Marriage to Israel's First King
Ahinoam's husband Saul was Israel's first king; that made her the Israelite's first queen. Saul ruled from 1020 B.C. to 1000 B.C. The Old Testament book of Samuel states he was the son of Kish, belonged to the Benjamite tribe, and may have been anointed king by the prophet Samuel at Gilgal, although some sources say he may have simply drawn lots or been selected by the majority of a crowd.
Her Husband Falls Out of Favor with God
Saul defeated the Ammonites and started a war with the Philistines. In preparation for his upcoming battle, he made a burnt offering to God, but since such offerings were supposed to be done ritually by a priest, Saul fell out of favor with the Lord (sources note that God's displeasure with Saul was either because of that, or for failing to completely wipe out the Amalikites). This led Samuel to anoint David king in place of Saul.
Ahinoam Produces Heirs
The Bible does not reveal much about Ahinoam's life, apart from her marriage to Saul (Samuel 14:50). The children of Saul included Jonathan, Ishvi, Malchishua, Merab, and Michal. Saul had promised both his daughters to David; however, in the case of Merab, Saul gave her to Adriel the Meholathite. He agreed to let David have Michal as a wife if David first brought him 100 Philistine foreskins (after killing the men first in battle). David met the price for Michal, making Ahinoam his mother-in-law.
Was Saul Really Samuel?
Some biblical scholars have theorized that a scribe may have tweaked the text of the original book of Samuel. The name of the child born to Hannah and her husband Elkanah may originally have been Saul, and then changed to Samuel. Yet, in a poem in the original book of Samuel (1 Samuel: 2:1–10), Hannah offers God words that, some scholars assert, seem more like praise for a future monarch than the Lord's prophet.

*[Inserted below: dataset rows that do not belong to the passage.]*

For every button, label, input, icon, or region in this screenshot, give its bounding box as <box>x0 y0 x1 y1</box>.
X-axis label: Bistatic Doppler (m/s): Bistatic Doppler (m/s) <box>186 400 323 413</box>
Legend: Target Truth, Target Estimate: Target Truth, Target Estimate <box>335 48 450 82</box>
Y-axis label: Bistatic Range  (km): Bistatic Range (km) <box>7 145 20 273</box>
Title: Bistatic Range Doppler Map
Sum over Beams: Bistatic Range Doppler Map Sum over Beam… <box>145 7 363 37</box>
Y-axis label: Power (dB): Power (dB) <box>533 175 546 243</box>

Ahinoam Loses Her Husband and Sons
Saul received a critical wound while waging a battle against the Philistines. As the fighting grew worse, Saul told his armorbearer to run his sword through him so the Philistines couldn't kill him and abuse his body. The soldier could not bring himself to kill Saul, so Saul fell upon his own sword (1 Samuel 31:4). The armorbearer followed his king's example. The next day, the Philistines found not only Saul dead, but also his three sons.
Ahinoam's beauty captivated a king, and she bore him princes, but in the end, she grieved as a mother and widow. As for her son-in-law David, he mourned the passing of Saul in spite of all of the bad feelings between them.